A randomized multicenter comparison of CD34(+)-selected progenitor cells from blood vs from bone marrow in recipients of HLA-identical allogeneic transplants for hematological malignancies.

作者信息

Cornelissen Jan J, van der Holt Bronno, Petersen Eefke J, Vindelov Lars, Russel Charlotte A, Höglund Martin, Maertens Johan, Schouten Harry C, Braakman Eric, Steijaert Monique M C, Zijlmans Mark J M, Slaper-Cortenbach Ineke, Boogaerts Marc A, Löwenberg Bob, Verdonck Leo F

机构信息

Department of Hematology, Erasmus MC-Daniel den Hoed Cancer Center, Rotterdam, The Netherlands.

出版信息

Exp Hematol. 2003 Oct;31(10):855-64. doi: 10.1016/s0301-472x(03)00195-4.

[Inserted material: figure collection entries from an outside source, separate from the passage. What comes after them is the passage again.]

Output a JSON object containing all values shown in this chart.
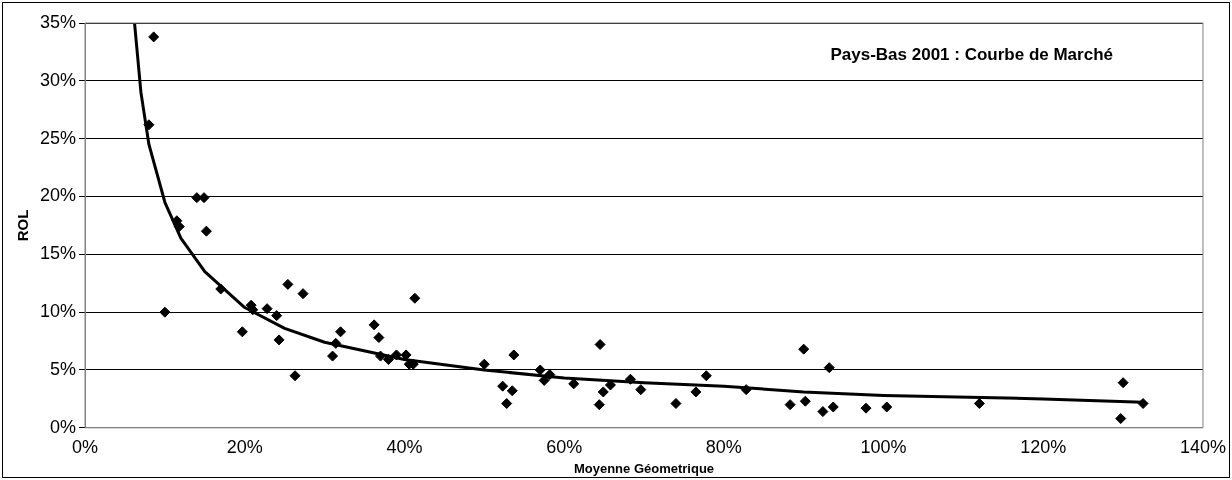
{
  "chart_data": {
    "type": "scatter",
    "title": "Pays-Bas 2001 : Courbe de Marché",
    "xlabel": "Moyenne Géometrique",
    "ylabel": "ROL",
    "xlim": [
      0,
      140
    ],
    "xticks": [
      {
        "value": 0,
        "label": "0%"
      },
      {
        "value": 20,
        "label": "20%"
      },
      {
        "value": 40,
        "label": "40%"
      },
      {
        "value": 60,
        "label": "60%"
      },
      {
        "value": 80,
        "label": "80%"
      },
      {
        "value": 100,
        "label": "100%"
      },
      {
        "value": 120,
        "label": "120%"
      },
      {
        "value": 140,
        "label": "140%"
      }
    ],
    "ylim": [
      0,
      35
    ],
    "yticks": [
      {
        "value": 0,
        "label": "0%"
      },
      {
        "value": 5,
        "label": "5%"
      },
      {
        "value": 10,
        "label": "10%"
      },
      {
        "value": 15,
        "label": "15%"
      },
      {
        "value": 20,
        "label": "20%"
      },
      {
        "value": 25,
        "label": "25%"
      },
      {
        "value": 30,
        "label": "30%"
      },
      {
        "value": 35,
        "label": "35%"
      }
    ],
    "grid": "y",
    "legend": false,
    "series": [
      {
        "color": "#000000",
        "marker": "diamond",
        "x": [
          8,
          8.6,
          10,
          11.5,
          11.8,
          14,
          14.9,
          15.2,
          17,
          19.7,
          20.8,
          21,
          22.8,
          24,
          24.3,
          25.4,
          26.3,
          27.3,
          31,
          31.4,
          32,
          36.2,
          36.8,
          37,
          38,
          39,
          40.2,
          40.6,
          41.1,
          41.3,
          50,
          52.3,
          52.8,
          53.5,
          53.7,
          57,
          57.5,
          58.2,
          61.2,
          64.4,
          64.5,
          64.9,
          65.8,
          68.3,
          69.6,
          74,
          76.5,
          77.8,
          82.8,
          88.3,
          90,
          90.2,
          92.4,
          93.2,
          93.7,
          97.8,
          100.4,
          112,
          129.7,
          130,
          132.5
        ],
        "values": [
          26.2,
          33.8,
          10,
          17.9,
          17.4,
          19.9,
          19.9,
          17,
          12,
          8.3,
          10.6,
          10.2,
          10.3,
          9.7,
          7.6,
          12.4,
          4.5,
          11.6,
          6.2,
          7.3,
          8.3,
          8.9,
          7.8,
          6.2,
          5.9,
          6.3,
          6.3,
          5.5,
          5.5,
          11.2,
          5.5,
          3.6,
          2.1,
          3.2,
          6.3,
          5,
          4.1,
          4.6,
          3.8,
          2,
          7.2,
          3.1,
          3.7,
          4.2,
          3.3,
          2.1,
          3.1,
          4.5,
          3.3,
          2,
          6.8,
          2.3,
          1.4,
          5.2,
          1.8,
          1.7,
          1.8,
          2.1,
          0.8,
          3.9,
          2.1
        ]
      },
      {
        "type": "line",
        "color": "#000000",
        "marker": "none",
        "x": [
          6.2,
          7,
          8,
          10,
          12,
          15,
          20,
          25,
          30,
          40,
          50,
          60,
          70,
          80,
          90,
          100,
          120,
          132.5
        ],
        "values": [
          35,
          29,
          24.5,
          19.5,
          16.4,
          13.5,
          10.4,
          8.6,
          7.4,
          5.9,
          5,
          4.3,
          3.9,
          3.6,
          3.1,
          2.8,
          2.5,
          2.2
        ]
      }
    ]
  }
}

DOI:10.1016/s0301-472x(03)00195-4
PMID:14550800
Abstract

OBJECTIVE

Peripheral blood progenitor cells (PBPC) have been established as an alternative source of hematopoietic stem cells for allogeneic transplantation, but an increased incidence of both acute and chronic graft-vs-host disease (GVHD) has become apparent. We performed a prospective randomized trial comparing bone marrow transplantation (BMT) vs PBPC transplantation (PBPCT) using CD34(+) selection for T-cell depletion (TCD) in both study arms.

PATIENTS AND METHODS

Between January 1996 and October 2000, 120 patients with a diagnosis of acute leukemia, myelodysplasia, multiple myeloma, or lymphoma were randomized to receive either filgrastim-mobilized PBPC or BM from HLA-identical sibling donors after standard high-dose chemoradiotherapy. Patient characteristics did not differ between study arms.

RESULTS

Recipients of PBPC received more CD3(+) T cells (median: 3.0 vs 2.0 x 10(5)/kg, p<0.0001) and more CD34(+) cells (median: 3.6 vs 0.9 x 10(6)/kg, p<0.0001). Neutrophil and platelet recoveries occurred significantly faster after PBPCT. The cumulative incidence of acute GVHD grades II-IV was 37% after BMT vs 52% after PBPCT and was most significantly (p=0.007) affected by the number of CD3(+) T cells in the graft. Acute GVHD appeared strongly associated with increased treatment-related mortality (TRM) in a time-dependent analysis. Higher numbers of CD34(+) cells were associated with less TRM. With a median follow-up of 37 months (range: 12-75), overall survival at 4 years from transplantation was 60% after BMT and 34% for recipients of PBPCT (p=0.04), which difference was largely due to increased GVHD and TRM in PBPC recipients receiving T-cell dosages greater than 2 x 10(5)/kg.

CONCLUSION

Outcome following T cell-depleted PBPCT critically depends on the number of CD3(+) T cells, whereby high T-cell numbers may blunt a favorable effect of higher CD34(+) cell numbers.

摘要

目的

外周血祖细胞(PBPC)已被确立为异基因移植中造血干细胞的替代来源,但急慢性移植物抗宿主病(GVHD)的发病率均有所增加。我们进行了一项前瞻性随机试验,比较骨髓移植(BMT)与PBPC移植(PBPCT),两个研究组均采用CD34(+)选择法进行T细胞清除(TCD)。

患者与方法

1996年1月至2000年10月期间,120例诊断为急性白血病、骨髓增生异常综合征、多发性骨髓瘤或淋巴瘤的患者被随机分配,在标准大剂量放化疗后接受非格司亭动员的PBPC或来自 HLA 相同同胞供体的骨髓。研究组之间的患者特征无差异。

结果

PBPC接受者接受了更多的CD3(+) T细胞(中位数:3.0对2.0×10(5)/kg,p<0.0001)和更多的CD34(+)细胞(中位数:3.6对0.9×10(6)/kg,p<0.0001)。PBPCT后中性粒细胞和血小板恢复明显更快。BMT后II-IV级急性GVHD的累积发生率为37%,PBPCT后为52%,且最显著地(p=0.007)受移植物中CD3(+) T细胞数量的影响。在一项时间依赖性分析中,急性GVHD似乎与治疗相关死亡率(TRM)增加密切相关。较高数量的CD34(+)细胞与较低的TRM相关。中位随访37个月(范围:12-75个月),移植后4年BMT后的总生存率为60%,PBPCT接受者为34%(p=0.04),这种差异主要是由于接受T细胞剂量大于2×10(5)/kg的PBPC接受者中GVHD和TRM增加。

结论

T细胞清除的PBPCT后的结果严重取决于CD3(+) T细胞的数量,因此高T细胞数量可能会削弱较高CD34(+)细胞数量的有利影响。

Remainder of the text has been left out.